The lengthy orbit to benchmarking lengthy video understanding

Pipeline

Lengthy video datasets are difficult to construct due to the numerous handbook effort required to pick out, watch, perceive and annotate lengthy movies with free-form pure language. Answering difficult questions on longer movies is commonly a multimodal job which will contain listening to the audio monitor along with watching the video. It could even be a non-linear job, as a result of generally it could be essential to rewind and rewatch key elements to reply a query. Proposing appropriate high-level questions that aren’t trivially solved by observing only some frames may also be difficult for individuals to do persistently and with ample selection.

With a view to clear up this downside we suggest a semi-automatic pipeline that first generates candidate a number of selection questions utilizing plenty of robust vision-language fashions (VLMs) and enormous language fashions (LLMs) with rigorously designed prompts, after which lets human annotators filter and proper the proposed questions to scale back errors and bias. With a view to cut back human effort, we leverage automated instruments to (1) discover appropriate movies, (2) extract helpful indicators, after which (3) routinely generate video-level captions, questions and solutions.

Our pipeline begins with the choice of video content material.
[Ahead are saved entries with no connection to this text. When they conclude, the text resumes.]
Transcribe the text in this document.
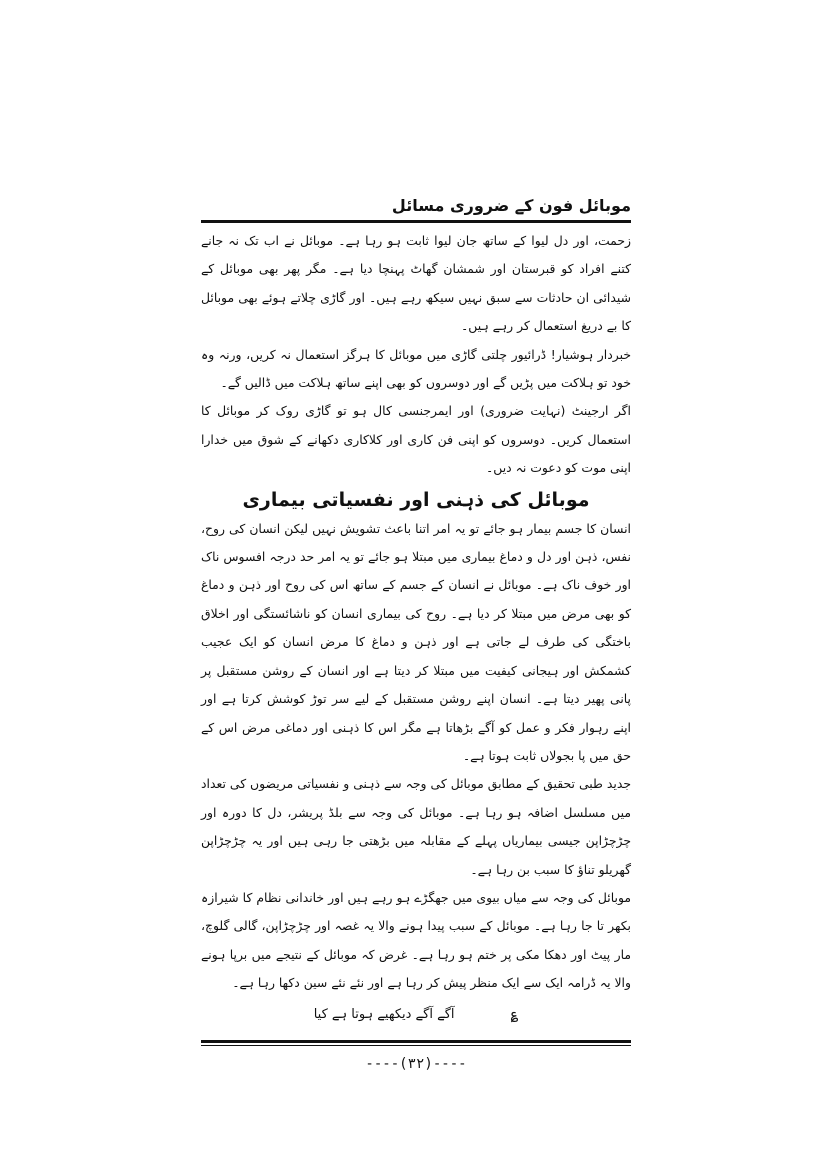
موبائل فون کے ضروری مسائل

زحمت، اور دل لیوا کے ساتھ جان لیوا ثابت ہو رہا ہے۔ موبائل نے اب تک نہ جانے کتنے افراد کو قبرستان اور شمشان گھاٹ پہنچا دیا ہے۔ مگر پھر بھی موبائل کے شیدائی ان حادثات سے سبق نہیں سیکھ رہے ہیں۔ اور گاڑی چلاتے ہوئے بھی موبائل کا بے دریغ استعمال کر رہے ہیں۔

خبردار ہوشیار! ڈرائیور چلتی گاڑی میں موبائل کا ہرگز استعمال نہ کریں، ورنہ وہ خود تو ہلاکت میں پڑیں گے اور دوسروں کو بھی اپنے ساتھ ہلاکت میں ڈالیں گے۔

اگر ارجینٹ (نہایت ضروری) اور ایمرجنسی کال ہو تو گاڑی روک کر موبائل کا استعمال کریں۔ دوسروں کو اپنی فن کاری اور کلاکاری دکھانے کے شوق میں خدارا اپنی موت کو دعوت نہ دیں۔

موبائل کی ذہنی اور نفسیاتی بیماری

انسان کا جسم بیمار ہو جائے تو یہ امر اتنا باعث تشویش نہیں لیکن انسان کی روح، نفس، ذہن اور دل و دماغ بیماری میں مبتلا ہو جائے تو یہ امر حد درجہ افسوس ناک اور خوف ناک ہے۔ موبائل نے انسان کے جسم کے ساتھ اس کی روح اور ذہن و دماغ کو بھی مرض میں مبتلا کر دیا ہے۔ روح کی بیماری انسان کو ناشائستگی اور اخلاق باختگی کی طرف لے جاتی ہے اور ذہن و دماغ کا مرض انسان کو ایک عجیب کشمکش اور ہیجانی کیفیت میں مبتلا کر دیتا ہے اور انسان کے روشن مستقبل پر پانی پھیر دیتا ہے۔ انسان اپنے روشن مستقبل کے لیے سر توڑ کوشش کرتا ہے اور اپنے رہوار فکر و عمل کو آگے بڑھاتا ہے مگر اس کا ذہنی اور دماغی مرض اس کے حق میں پا بجولاں ثابت ہوتا ہے۔

جدید طبی تحقیق کے مطابق موبائل کی وجہ سے ذہنی و نفسیاتی مریضوں کی تعداد میں مسلسل اضافہ ہو رہا ہے۔ موبائل کی وجہ سے بلڈ پریشر، دل کا دورہ اور چڑچڑاپن جیسی بیماریاں پہلے کے مقابلہ میں بڑھتی جا رہی ہیں اور یہ چڑچڑاپن گھریلو تناؤ کا سبب بن رہا ہے۔

موبائل کی وجہ سے میاں بیوی میں جھگڑے ہو رہے ہیں اور خاندانی نظام کا شیرازہ بکھر تا جا رہا ہے۔ موبائل کے سبب پیدا ہونے والا یہ غصہ اور چڑچڑاپن، گالی گلوچ، مار پیٹ اور دھکا مکی پر ختم ہو رہا ہے۔ غرض کہ موبائل کے نتیجے میں برپا ہونے والا یہ ڈرامہ ایک سے ایک منظر پیش کر رہا ہے اور نئے نئے سین دکھا رہا ہے۔

؏ آگے آگے دیکھیے ہوتا ہے کیا
----(۳۲)----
We filter movies to extend visible and demographic range. We additionally take away movies with principally static content material in addition to gaming movies and animated content material. Within the subsequent stage, we extract two sorts of captions from the ensuing movies: automated speech recognition (ASR) captions and body captions. For the latter, we immediate a VLM to explain video frames sampled at one body per second. The following step summarizes these captions by segmenting the video into photographs, grouping them by subjects and prompting an LLM to summarize ASR and frame-level captions into shot-level captions.
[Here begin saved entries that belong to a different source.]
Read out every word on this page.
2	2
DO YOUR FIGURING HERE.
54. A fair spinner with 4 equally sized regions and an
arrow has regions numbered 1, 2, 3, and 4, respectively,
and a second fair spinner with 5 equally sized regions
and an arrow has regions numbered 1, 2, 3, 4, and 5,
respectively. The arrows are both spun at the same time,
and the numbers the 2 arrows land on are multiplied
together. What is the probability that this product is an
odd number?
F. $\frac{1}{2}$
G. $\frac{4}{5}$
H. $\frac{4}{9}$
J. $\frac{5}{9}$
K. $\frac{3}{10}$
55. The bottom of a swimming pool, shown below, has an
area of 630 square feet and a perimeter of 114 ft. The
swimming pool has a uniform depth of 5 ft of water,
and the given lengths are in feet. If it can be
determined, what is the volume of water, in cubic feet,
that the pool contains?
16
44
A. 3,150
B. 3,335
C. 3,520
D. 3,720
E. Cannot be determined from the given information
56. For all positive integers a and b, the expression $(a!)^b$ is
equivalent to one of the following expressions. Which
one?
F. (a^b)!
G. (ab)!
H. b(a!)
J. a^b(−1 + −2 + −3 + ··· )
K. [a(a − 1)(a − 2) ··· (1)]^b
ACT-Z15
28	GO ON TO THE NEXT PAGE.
Given these captions, the pipeline generates multiple-choice questions in two phases. Within the first stage, we immediate an LLM to generate a set of difficult questions and solutions, offering it with the video captions as context. Within the second stage, we immediate the LLM with a generated question-answer pair and the video captions and ask it to generate 4 decoy solutions. Decoys should be incorrect however believable solutions to the query. The ultimate stage of the pipeline is human verification, the place we ask human raters to filter or right incorrect questions, solutions and decoys.